G7 Pledges to Quit Fossil Fuels Faster, But With No New Deadline

G7 Pledges to Quit Fossil Fuels Faster, But With No New Deadline

The Group of Seven (G7) industrialised nations has pledged to quit fossil fuels faster and urged other countries to follow suit, but have not set any new deadlines on quitting the use of polluting fuels like coal.

After two days of talks in the northern city of Sapporo in Japan on April 16, the bloc’s climate and environment ministers vowed to accelerate the phase-out of unabated fossil fuels so as to achieve net zero in energy systems by 2050 at the latest. However, they failed to offer any new deadline beyond last year’s G7 pledge to largely end fossil fuel use in their electricity sectors by 2035.

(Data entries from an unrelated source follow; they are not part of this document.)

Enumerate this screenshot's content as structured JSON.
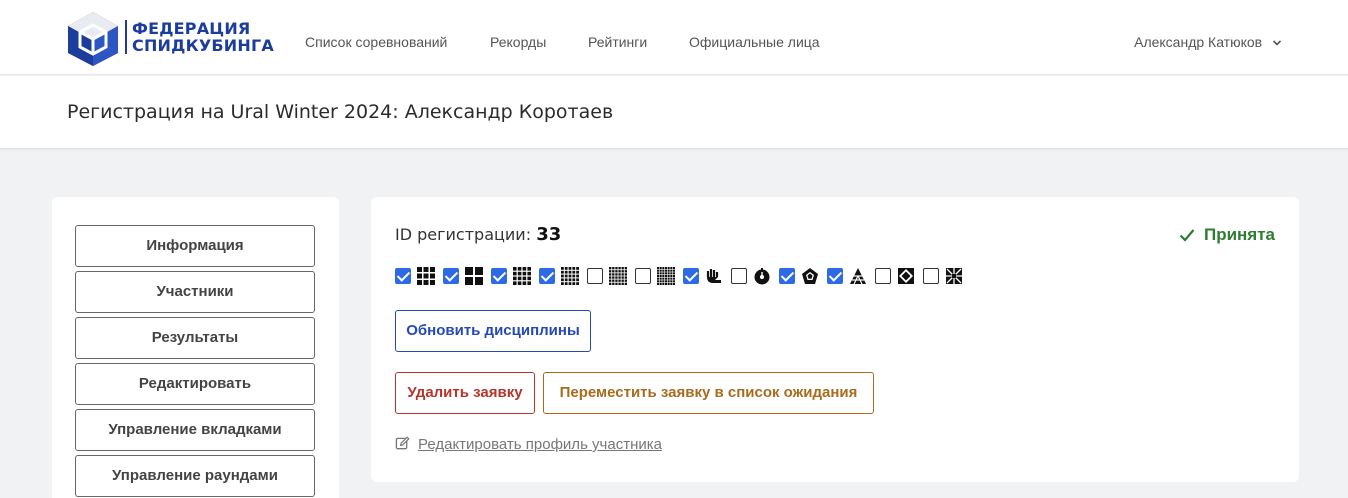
{
  "brand": {
    "line1": "ФЕДЕРАЦИЯ",
    "line2": "СПИДКУБИНГА",
    "colors": {
      "blue": "#1c3d9c",
      "red": "#d2232a",
      "white": "#ffffff"
    }
  },
  "nav": {
    "items": [
      {
        "label": "Список соревнований"
      },
      {
        "label": "Рекорды"
      },
      {
        "label": "Рейтинги"
      },
      {
        "label": "Официальные лица"
      }
    ],
    "user": {
      "name": "Александр Катюков",
      "icon": "chevron-down-icon"
    }
  },
  "header": {
    "title": "Регистрация на Ural Winter 2024: Александр Коротаев"
  },
  "sidebar": {
    "items": [
      {
        "label": "Информация"
      },
      {
        "label": "Участники"
      },
      {
        "label": "Результаты"
      },
      {
        "label": "Редактировать"
      },
      {
        "label": "Управление вкладками"
      },
      {
        "label": "Управление раундами"
      }
    ]
  },
  "registration": {
    "id_label": "ID регистрации:",
    "id_value": "33",
    "status": {
      "label": "Принята",
      "icon": "check-icon",
      "color": "#2e7d32"
    },
    "events": [
      {
        "icon": "cube-3x3-icon",
        "checked": true
      },
      {
        "icon": "cube-2x2-icon",
        "checked": true
      },
      {
        "icon": "cube-4x4-icon",
        "checked": true
      },
      {
        "icon": "cube-5x5-icon",
        "checked": true
      },
      {
        "icon": "cube-6x6-icon",
        "checked": false
      },
      {
        "icon": "cube-7x7-icon",
        "checked": false
      },
      {
        "icon": "one-handed-icon",
        "checked": true
      },
      {
        "icon": "clock-icon",
        "checked": false
      },
      {
        "icon": "megaminx-icon",
        "checked": true
      },
      {
        "icon": "pyraminx-icon",
        "checked": true
      },
      {
        "icon": "skewb-icon",
        "checked": false
      },
      {
        "icon": "square-1-icon",
        "checked": false
      }
    ],
    "update_button": "Обновить дисциплины",
    "delete_button": "Удалить заявку",
    "waitlist_button": "Переместить заявку в список ожидания",
    "edit_profile_link": "Редактировать профиль участника",
    "colors": {
      "primary": "#2549b8",
      "danger": "#b5352d",
      "warning": "#a86c1c",
      "checkbox": "#2d6be4"
    }
  }
}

“The most important progress we have made is clearly the fact that we agree to move away from non-carbon-offset fossil fuels,” said Agnes Pannier-Runacher, Energy Transition Minister, France.

The UK and France had put forward a new goal of ending “unabated” coal power – which does not take steps to offset emissions – in G7 electricity systems this decade. However, with global energy supplies still disturbed by the Ukraine war, the target faced a setback from other members such as Japan and the United States.

The G7, which also includes Germany, Italy, Canada and the EU, targets net-zero emissions by 2050 or sooner after signing the Paris Agreement to restrict global warming at well under 2 degrees Celsius, and ideally 1.5 degrees Celsius.